When starting out as an undergraduate, you don’t really grasp the significance of what you’re about to undertake. As one of our fellow students aptly stated, a physics degree is “2500 years of genius condensed into a four year course”. That’s a lot of genius, and a lot of physics to absorb in only a handful of years. This was a task not to be taken on by faint hearted.

Throughout the degree we met some of the founding scientists of modern physics, including Marie Curie, Paul Dirac, Albert Einstein and James Clerk Maxwell, and learned only a small percentage of the physics that these people accomplished. Their powerful insights into the workings of the world around us lead to some of the most fundamental developments in scientific history. They have provided us with the tools and techniques that have created almost all of the technology that we take for granted every day. These scientists not only shaped our degree, but also our daily lives, and we thank them for that.

I asked some of my fellow students what they most enjoyed about their four years here at the Department of Physics and Astronomy, and there was an unrivalled winner: project work.
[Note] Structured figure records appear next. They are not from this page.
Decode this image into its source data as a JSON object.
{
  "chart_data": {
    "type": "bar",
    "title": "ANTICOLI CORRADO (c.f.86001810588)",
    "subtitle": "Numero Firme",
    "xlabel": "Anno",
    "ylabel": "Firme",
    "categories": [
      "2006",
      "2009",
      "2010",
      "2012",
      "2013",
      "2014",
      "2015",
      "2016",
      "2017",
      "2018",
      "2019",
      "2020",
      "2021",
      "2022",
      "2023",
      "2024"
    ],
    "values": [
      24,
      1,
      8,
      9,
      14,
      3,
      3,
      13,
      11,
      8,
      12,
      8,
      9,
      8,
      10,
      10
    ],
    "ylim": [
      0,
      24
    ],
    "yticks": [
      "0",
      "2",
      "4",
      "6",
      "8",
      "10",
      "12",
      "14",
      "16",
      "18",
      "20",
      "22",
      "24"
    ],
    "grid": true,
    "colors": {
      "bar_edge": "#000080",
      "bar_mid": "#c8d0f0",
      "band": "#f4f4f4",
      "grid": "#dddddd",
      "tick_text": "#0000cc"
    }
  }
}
It’s all well and good to learn science in the classroom, to study the theory and the history behind it. However, what we all really appreciated was the project; being able to work on some real science and apply what we had learned in lectures. It was the sort of science that doesn’t go according to plan, hardly provides any significant results, and is very unpredictable. Yet, at the same time it is also exciting, thoroughly enjoyable and very rewarding. Throughout the entire final year we were able to apply our own insights and ideas to physics that was being studied. We were able to build experiments tailored to our interests, test our theories, and gain a deeper understanding of the scientific method.

Einstein’s Theory of General Relativity was another popular choice. Many of us had waited three years to finally study this module. It was one of those modules where very little makes a sense in the beginning, but by the end just before the exams, many of us had our own mini “Eureka!” moments when understanding finally dawned. By following Einstein’s footsteps down his own path of discovery, we learned how the properties of space-time were closely interlinked with those of matter: how matter tells space-time to curve, and how space-time tells matter to move.
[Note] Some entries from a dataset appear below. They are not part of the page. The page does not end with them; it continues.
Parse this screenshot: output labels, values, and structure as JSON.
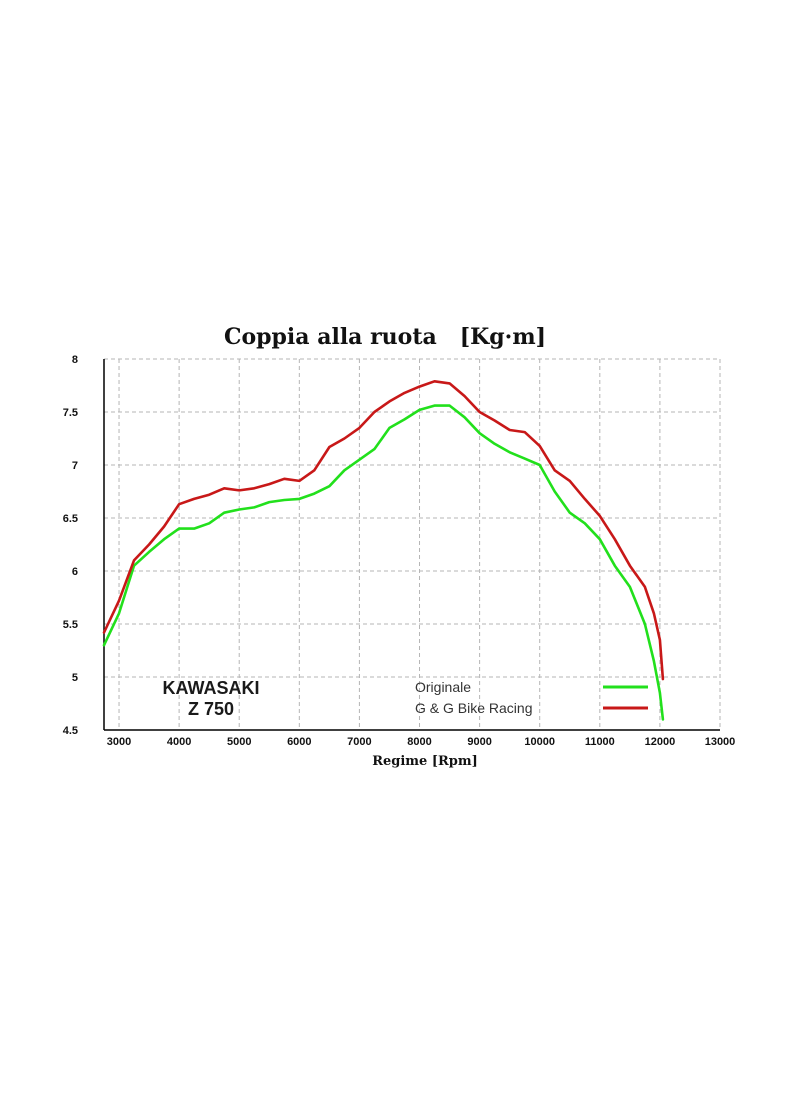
{
  "chart_data": {
    "type": "line",
    "title": "Coppia alla ruota   [Kg·m]",
    "xlabel": "Regime [Rpm]",
    "ylabel": "",
    "xlim": [
      2750,
      13000
    ],
    "ylim": [
      4.5,
      8
    ],
    "xticks": [
      3000,
      4000,
      5000,
      6000,
      7000,
      8000,
      9000,
      10000,
      11000,
      12000,
      13000
    ],
    "yticks": [
      4.5,
      5,
      5.5,
      6,
      6.5,
      7,
      7.5,
      8
    ],
    "grid": true,
    "legend_position": "bottom-right",
    "annotation_lines": [
      "KAWASAKI",
      "Z 750"
    ],
    "series": [
      {
        "name": "Originale",
        "color": "#22e01c",
        "points": [
          [
            2750,
            5.3
          ],
          [
            3000,
            5.6
          ],
          [
            3250,
            6.05
          ],
          [
            3500,
            6.18
          ],
          [
            3750,
            6.3
          ],
          [
            4000,
            6.4
          ],
          [
            4250,
            6.4
          ],
          [
            4500,
            6.45
          ],
          [
            4750,
            6.55
          ],
          [
            5000,
            6.58
          ],
          [
            5250,
            6.6
          ],
          [
            5500,
            6.65
          ],
          [
            5750,
            6.67
          ],
          [
            6000,
            6.68
          ],
          [
            6250,
            6.73
          ],
          [
            6500,
            6.8
          ],
          [
            6750,
            6.95
          ],
          [
            7000,
            7.05
          ],
          [
            7250,
            7.15
          ],
          [
            7500,
            7.35
          ],
          [
            7750,
            7.43
          ],
          [
            8000,
            7.52
          ],
          [
            8250,
            7.56
          ],
          [
            8500,
            7.56
          ],
          [
            8750,
            7.45
          ],
          [
            9000,
            7.3
          ],
          [
            9250,
            7.2
          ],
          [
            9500,
            7.12
          ],
          [
            9750,
            7.06
          ],
          [
            10000,
            7.0
          ],
          [
            10250,
            6.75
          ],
          [
            10500,
            6.55
          ],
          [
            10750,
            6.45
          ],
          [
            11000,
            6.3
          ],
          [
            11250,
            6.05
          ],
          [
            11500,
            5.85
          ],
          [
            11750,
            5.5
          ],
          [
            11900,
            5.15
          ],
          [
            12000,
            4.85
          ],
          [
            12050,
            4.6
          ]
        ]
      },
      {
        "name": "G & G Bike Racing",
        "color": "#c81818",
        "points": [
          [
            2750,
            5.42
          ],
          [
            3000,
            5.72
          ],
          [
            3250,
            6.1
          ],
          [
            3500,
            6.25
          ],
          [
            3750,
            6.42
          ],
          [
            4000,
            6.63
          ],
          [
            4250,
            6.68
          ],
          [
            4500,
            6.72
          ],
          [
            4750,
            6.78
          ],
          [
            5000,
            6.76
          ],
          [
            5250,
            6.78
          ],
          [
            5500,
            6.82
          ],
          [
            5750,
            6.87
          ],
          [
            6000,
            6.85
          ],
          [
            6250,
            6.95
          ],
          [
            6500,
            7.17
          ],
          [
            6750,
            7.25
          ],
          [
            7000,
            7.35
          ],
          [
            7250,
            7.5
          ],
          [
            7500,
            7.6
          ],
          [
            7750,
            7.68
          ],
          [
            8000,
            7.74
          ],
          [
            8250,
            7.79
          ],
          [
            8500,
            7.77
          ],
          [
            8750,
            7.65
          ],
          [
            9000,
            7.5
          ],
          [
            9250,
            7.42
          ],
          [
            9500,
            7.33
          ],
          [
            9750,
            7.31
          ],
          [
            10000,
            7.18
          ],
          [
            10250,
            6.95
          ],
          [
            10500,
            6.85
          ],
          [
            10750,
            6.68
          ],
          [
            11000,
            6.52
          ],
          [
            11250,
            6.3
          ],
          [
            11500,
            6.05
          ],
          [
            11750,
            5.85
          ],
          [
            11900,
            5.6
          ],
          [
            12000,
            5.35
          ],
          [
            12050,
            4.98
          ]
        ]
      }
    ]
  }
}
Outside of the course, we all enjoyed the weekly colloquiums organised by Robbie Auld. These gave us a chance to listen to some researchers who are experts in their field, and then fire questions at them. It was often amusing to hear some of the in-house lecturers give visiting speakers a hard time!

What will we take away from our four years of hard slog through the 2500 years of genius? We will not only take away an incredible amount of physics, but also a way of thinking. Science is not just a subject, it is a way of doing; think of science as a verb, rather than a noun. It teaches you to think methodically, to establish a rational and realistic view of how the world works. This scientific method can be applied to all walks of life, whether it be research, teaching or even politics.
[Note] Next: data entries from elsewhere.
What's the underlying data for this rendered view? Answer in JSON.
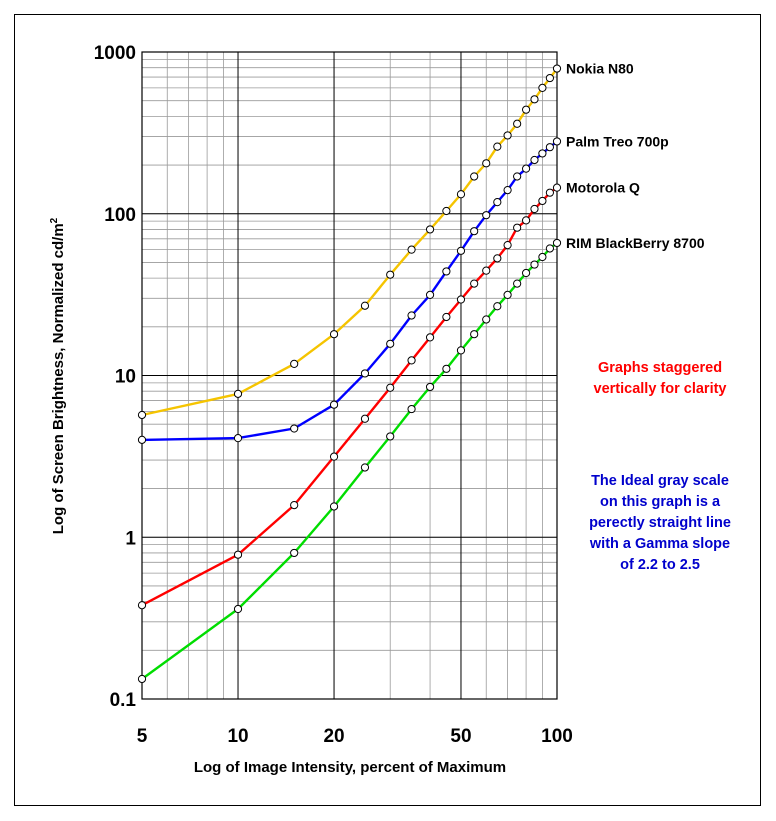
{
  "chart_data": {
    "type": "line",
    "xlabel": "Log of Image Intensity, percent of Maximum",
    "ylabel_main": "Log of Screen Brightness, Normalized cd/m",
    "ylabel_sup": "2",
    "x_scale": "log",
    "y_scale": "log",
    "xlim": [
      5,
      100
    ],
    "ylim": [
      0.1,
      1000
    ],
    "x_ticks": [
      5,
      10,
      20,
      50,
      100
    ],
    "x_tick_labels": [
      "5",
      "10",
      "20",
      "50",
      "100"
    ],
    "y_ticks": [
      0.1,
      1,
      10,
      100,
      1000
    ],
    "y_tick_labels": [
      "0.1",
      "1",
      "10",
      "100",
      "1000"
    ],
    "grid": true,
    "series": [
      {
        "name": "Nokia N80",
        "color": "#f5c400",
        "points": [
          [
            5,
            5.7
          ],
          [
            10,
            7.7
          ],
          [
            15,
            11.8
          ],
          [
            20,
            18
          ],
          [
            25,
            27
          ],
          [
            30,
            42
          ],
          [
            35,
            60
          ],
          [
            40,
            80
          ],
          [
            45,
            104
          ],
          [
            50,
            132
          ],
          [
            55,
            170
          ],
          [
            60,
            205
          ],
          [
            65,
            260
          ],
          [
            70,
            305
          ],
          [
            75,
            360
          ],
          [
            80,
            440
          ],
          [
            85,
            510
          ],
          [
            90,
            600
          ],
          [
            95,
            690
          ],
          [
            100,
            790
          ]
        ]
      },
      {
        "name": "Palm Treo 700p",
        "color": "#0000ff",
        "points": [
          [
            5,
            4.0
          ],
          [
            10,
            4.1
          ],
          [
            15,
            4.7
          ],
          [
            20,
            6.6
          ],
          [
            25,
            10.3
          ],
          [
            30,
            15.7
          ],
          [
            35,
            23.5
          ],
          [
            40,
            31.5
          ],
          [
            45,
            44
          ],
          [
            50,
            59
          ],
          [
            55,
            78
          ],
          [
            60,
            98
          ],
          [
            65,
            118
          ],
          [
            70,
            140
          ],
          [
            75,
            170
          ],
          [
            80,
            190
          ],
          [
            85,
            215
          ],
          [
            90,
            236
          ],
          [
            95,
            258
          ],
          [
            100,
            280
          ]
        ]
      },
      {
        "name": "Motorola Q",
        "color": "#ff0000",
        "points": [
          [
            5,
            0.38
          ],
          [
            10,
            0.78
          ],
          [
            15,
            1.58
          ],
          [
            20,
            3.15
          ],
          [
            25,
            5.4
          ],
          [
            30,
            8.4
          ],
          [
            35,
            12.4
          ],
          [
            40,
            17.2
          ],
          [
            45,
            23
          ],
          [
            50,
            29.5
          ],
          [
            55,
            37
          ],
          [
            60,
            44.5
          ],
          [
            65,
            53
          ],
          [
            70,
            64
          ],
          [
            75,
            82
          ],
          [
            80,
            91
          ],
          [
            85,
            107
          ],
          [
            90,
            120
          ],
          [
            95,
            135
          ],
          [
            100,
            145
          ]
        ]
      },
      {
        "name": "RIM BlackBerry 8700",
        "color": "#00dd00",
        "points": [
          [
            5,
            0.133
          ],
          [
            10,
            0.36
          ],
          [
            15,
            0.8
          ],
          [
            20,
            1.55
          ],
          [
            25,
            2.7
          ],
          [
            30,
            4.2
          ],
          [
            35,
            6.2
          ],
          [
            40,
            8.5
          ],
          [
            45,
            11
          ],
          [
            50,
            14.3
          ],
          [
            55,
            18
          ],
          [
            60,
            22.2
          ],
          [
            65,
            26.8
          ],
          [
            70,
            31.5
          ],
          [
            75,
            37
          ],
          [
            80,
            43
          ],
          [
            85,
            48.5
          ],
          [
            90,
            54
          ],
          [
            95,
            61
          ],
          [
            100,
            66
          ]
        ]
      }
    ]
  },
  "annotations": {
    "staggered_note": "Graphs staggered\nvertically for clarity",
    "ideal_note": "The Ideal gray scale\non this graph is a\nperectly straight line\nwith a Gamma slope\nof 2.2 to 2.5"
  }
}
Many of our group are going on to quench their thirst for knowledge by studying for a PhD, some of us are going into more commercial routes of research, some of us are leaving science all together, and the rest haven’t decided yet. Maybe some of us will become Nobel Laureates, and some could be the next generation of influential politicians, but whatever routes we decide to take in life, we all know that we will succeed, no matter what. Studying physics has given us the confidence to tackle complex problems head-on, and find ways to overcome even the most challenging tasks that life throws our way.